Longtemps redoutée, la succession se déroule sans éclats. Ni grève, ni coup de théâtre, ni couteau dans le dos à la comediante, tragediante. Un conte de fées ? À la question de savoir comment succéder à l’Anna Wintour de la presse culturelle, Valérie Hurier répond : « Il n’est pas question de l’imiter. Nous avons toujours été complémentaires car je ne lui ressemble pas, et parfois hélas. J’ai une plus grande envie de collectif et de travail en équipe. » 

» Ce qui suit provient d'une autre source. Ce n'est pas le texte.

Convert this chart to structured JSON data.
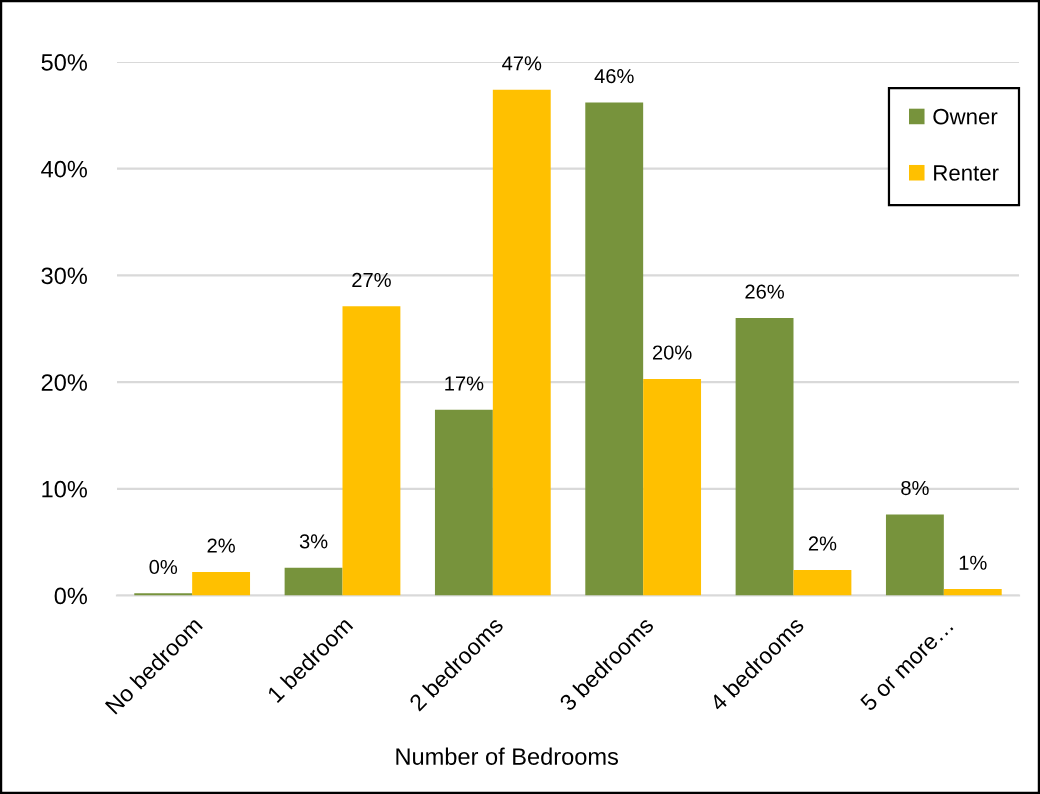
{
  "chart_data": {
    "type": "bar",
    "xlabel": "Number of Bedrooms",
    "categories": [
      "No bedroom",
      "1 bedroom",
      "2 bedrooms",
      "3 bedrooms",
      "4 bedrooms",
      "5 or more…"
    ],
    "series": [
      {
        "name": "Owner",
        "color": "#77933c",
        "values": [
          0.2,
          2.6,
          17.4,
          46.2,
          26.0,
          7.6
        ],
        "value_labels": [
          "0%",
          "3%",
          "17%",
          "46%",
          "26%",
          "8%"
        ]
      },
      {
        "name": "Renter",
        "color": "#ffc000",
        "values": [
          2.2,
          27.1,
          47.4,
          20.3,
          2.4,
          0.6
        ],
        "value_labels": [
          "2%",
          "27%",
          "47%",
          "20%",
          "2%",
          "1%"
        ]
      }
    ],
    "ylim": [
      0,
      50
    ],
    "yticks": [
      {
        "value": 0,
        "label": "0%"
      },
      {
        "value": 10,
        "label": "10%"
      },
      {
        "value": 20,
        "label": "20%"
      },
      {
        "value": 30,
        "label": "30%"
      },
      {
        "value": 40,
        "label": "40%"
      },
      {
        "value": 50,
        "label": "50%"
      }
    ],
    "grid": "y",
    "legend": "top right"
  }
}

Valérie Hurier a des faux airs de Blanche Neige, discrète et dévouée, dotée « d’un sens de l’écoute loin des postures de manager qui oublient aussitôt ce que vous leur avez dit, ce qui est assez rare », nous confie un journaliste qui poursuit : « Tout se lit sur son visage. C’est parfois drôle parce qu’elle ne peut pas pratiquer la langue de bois et parfois vexant quand elle ne peut pas masquer ce qu’elle pense. » Une autre journaliste confirme : « Elle est en train de mettre fin au système de matriarcat qui étouffait un peu le journal avec une directrice omnipotente qui relisait jusqu’à la moindre chronique. On passe d’une mère toute-puissante à une grande sœur bienveillante. » 

La nouvelle boss a grandi en Corrèze, fille d’un cadre dans un centre de formation professionnelle et d’une marchande de vêtements pour enfants. Son enfance s’est déroulée non loin de la circonscription de Bernadette Chirac et bien loin de toute effervescence culturelle, bercée par la lecture de Télérama. « Même si ça fait un peu storytelling de dire cela, avoue l’intéressée, c’est ce journal qui m’a ouvert à la culture et je voudrais offrir aux lecteurs de 20 ans ce qu’il a pu m’apporter, comme un renvoi d’ascenseur. »

Depuis qu’elle a pris les rênes de l’hebdo, qu’elle a rejoint après Sciences Po Aix-en-Provence et l’école de journalisme de Lille, elle a propulsé en couverture la virtuose chanteuse Zaho de Sagazan, Adèle Exarchopoulos, Pierre Niney ou encore le youtubeur Squeezie. Quant à Virginie Efira, elle posait enceinte de six mois dans le numéro Spécial Cannes de mai dernier. Paris Match, Gala et autres Voici auraient payé cher ce scoop de la star de 46 ans. Alors que l’audience des 25-49 ans progresse de 16 % entre le premier semestre 2023 versus 2022, Télérama va lancer une grande campagne de marque début 2024, après douze ans de silence. Le réveil du prince ?

Parcours

1983. Sciences Po Aix-en-Provence.

1988. Entre à Télérama après avoir obtenu son diplôme de l’École Supérieure de journalisme de Lille.

2007. Rédactrice en chef télé et média en 2007.

2020. Directrice adjointe de la rédaction.

Janvier 2023. Directrice de la rédaction de Télérama.